To his credit, Dev Anand never claimed he knew the precise ingredient that made Guide a runaway success. Aided by hindsight, pundits variously point to its melodious music, its leading lady photographed in stunningly evocative angles and gorgeous colors, its gripping story, the works. Dev Anand himself would say, “There is no mantra, no formula. Something intangible in a film sets off a certain vibration in the audience’s collective mind. And all of a sudden, people are drawn to it.”

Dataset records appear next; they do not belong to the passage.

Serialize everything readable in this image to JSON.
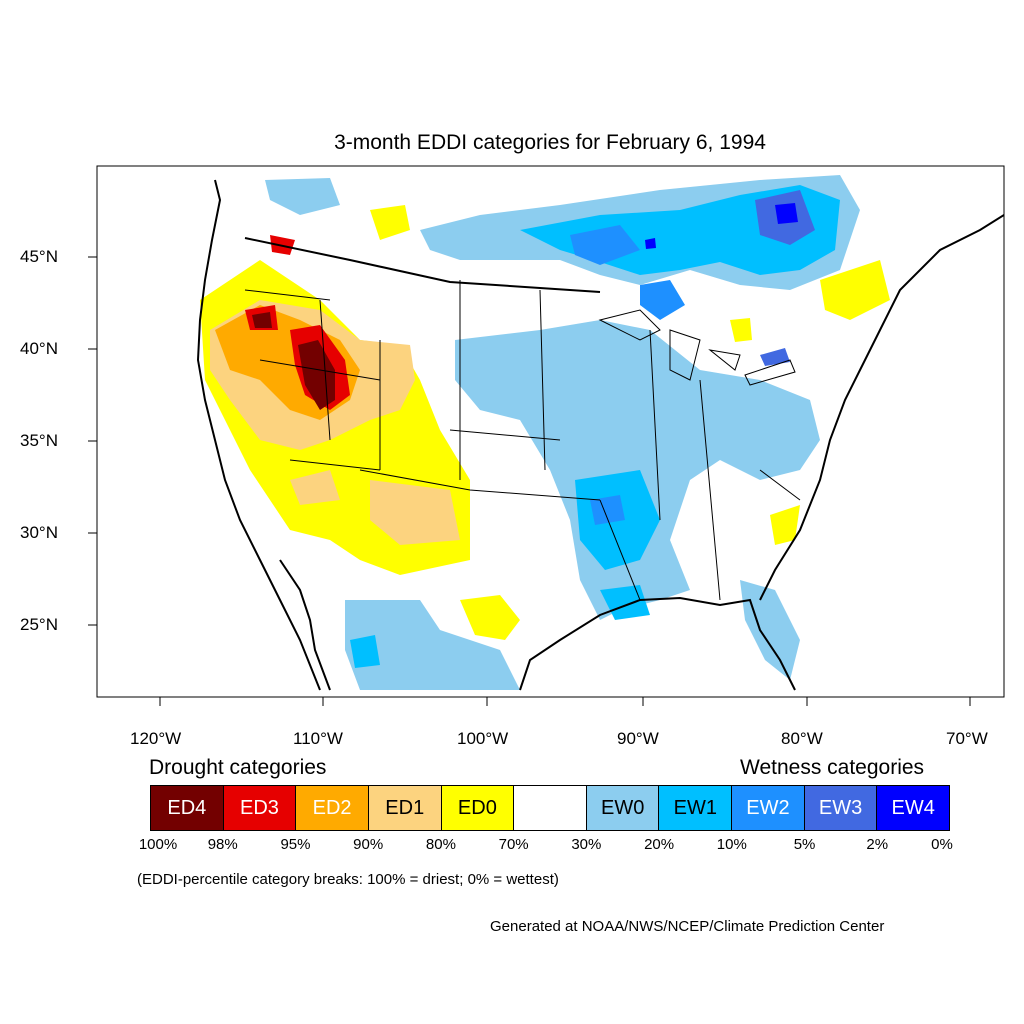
{
  "title": "3-month EDDI categories for February 6, 1994",
  "lat_labels": [
    "45°N",
    "40°N",
    "35°N",
    "30°N",
    "25°N"
  ],
  "lon_labels": [
    "120°W",
    "110°W",
    "100°W",
    "90°W",
    "80°W",
    "70°W"
  ],
  "legend": {
    "drought_heading": "Drought categories",
    "wetness_heading": "Wetness categories",
    "categories": [
      {
        "label": "ED4",
        "color": "#730000",
        "text_color": "#ffffff"
      },
      {
        "label": "ED3",
        "color": "#e60000",
        "text_color": "#ffffff"
      },
      {
        "label": "ED2",
        "color": "#ffaa00",
        "text_color": "#ffffff"
      },
      {
        "label": "ED1",
        "color": "#fcd37f",
        "text_color": "#000000"
      },
      {
        "label": "ED0",
        "color": "#ffff00",
        "text_color": "#000000"
      },
      {
        "label": "",
        "color": "#ffffff",
        "text_color": "#000000"
      },
      {
        "label": "EW0",
        "color": "#8ccdef",
        "text_color": "#000000"
      },
      {
        "label": "EW1",
        "color": "#00bfff",
        "text_color": "#000000"
      },
      {
        "label": "EW2",
        "color": "#1e90ff",
        "text_color": "#ffffff"
      },
      {
        "label": "EW3",
        "color": "#4169e1",
        "text_color": "#ffffff"
      },
      {
        "label": "EW4",
        "color": "#0000ff",
        "text_color": "#ffffff"
      }
    ],
    "percentiles": [
      "100%",
      "98%",
      "95%",
      "90%",
      "80%",
      "70%",
      "30%",
      "20%",
      "10%",
      "5%",
      "2%",
      "0%"
    ]
  },
  "note": "(EDDI-percentile category breaks: 100% = driest; 0% = wettest)",
  "credit": "Generated at NOAA/NWS/NCEP/Climate Prediction Center"
}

Of Dev Anand’s unerring instinct as a producer however, he could almost always be sure. Relying on anything else, he once asserted, is even more dangerous. Unfortunately, this magical prescient quality deserted him when he reached for the directorial reins. His films as director — the later ones in particular — were embarrassingly shoddy in technique, and ridiculously amateurish in content. Sadly, he had risen to the level of his incompetence.
Those who knew him off-screen never failed to be impressed by Dev Anand’s boundless energy. I am no exception. When I interviewed this screen legend on the eve of his 80th birthday, the sprightly old man — black wig, red scarf and all — was busy in his office, furiously planning two films to be made in the United States (they never materialized), besides writing his memoirs (they did, as his autobiography Romancing With Life). Throughout the interview which lasted five hours, an animated Dev Anand was apt to spring up from his chair to emphasize a point as he unspooled his life and times. And I remember writing in the intro to the published interview: “Outside, Mumbai was depressingly grey and wet. But it was clear it would take much more than a mere monsoon to dampen the man’s spirit.”
It finally took nothing less than death to stop him.